15 de mar. de 2011

#2012facts

Se um vampiro não sofre mais com cruzes e água benta ninguém reclama. Se ele brilha a luz do sol, menos ainda. Se a combinação pseudo-banda-de-rock + fãs se torna a tão sagrada e falida instituição sociológica família, poucos criticam e, aqueles que o fazem, levantam apenas argumentos musicais e não culturais. Se bateristas tem braço fino ninguém arremessa pedras. Se canções exaltadas em momentos de folia possuem apenas uma dúzia não completa de porcas e insignificantes palavras, não há um puto que diz “isso é uma merda!”
Essa é a maldição do mundo após os ataques de 11 de setembro. Parece que as pessoas se esqueceram das velhas fórmulas que davam certo até os anos 90 e simplesmente passaram a consumir o lixo que cai no esgoto das indústrias fonográficas e cinematográficas. Poucos são os que restam. Ainda bem que Mano Brown nos avisou que até no lixão nasce flor. Ainda bem.

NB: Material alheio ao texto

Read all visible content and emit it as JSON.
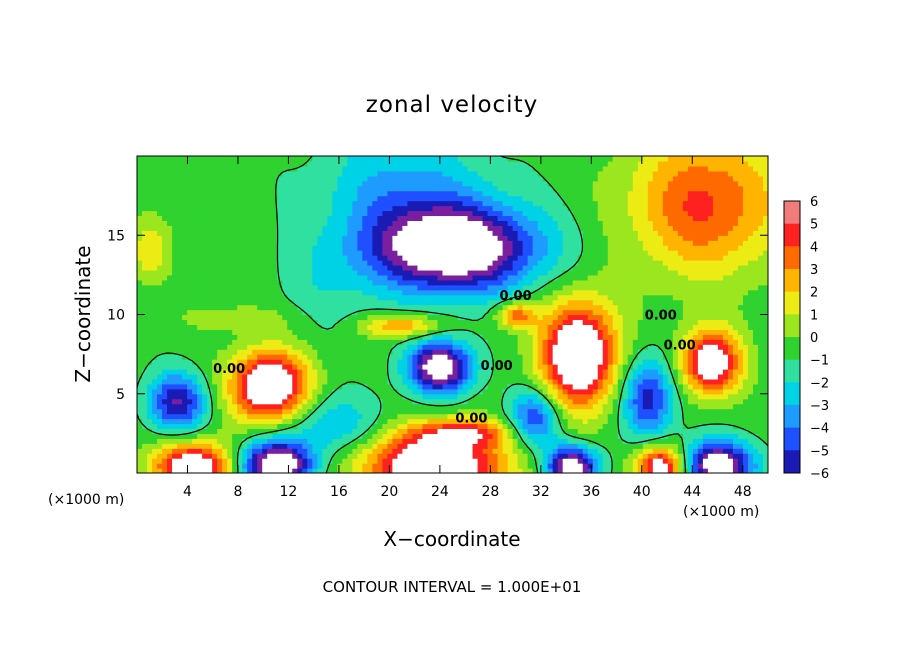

Grandes aterros sanitários são criados quando a nossa cultura pop une coisas que são boas. Jason e Freddy Krueger, Alien e Predador, super-heróis do cinema e do videogame, vampiros e lobisomens, elfos e orcs e anões e druidas e humanos e zumbis e seres fantásticos e demônios e anjos e mais uma caralhada de outras coisas. Esse é o mal. Para um produto ser bom, ele tem que trazer tudo que já foi lançado até aquele momento, todos os personagens, cenários, situações, diálogos e, inevitavelmente, clichês. É um verdadeiro arco-íris. É um Restart após o outro. Faltam as benditas inovações e criações. Faltam propósitos, causas, filosofias. Isso! Está faltando filosofia! Encontros todos os sábados na minha casa, somente para os interessados.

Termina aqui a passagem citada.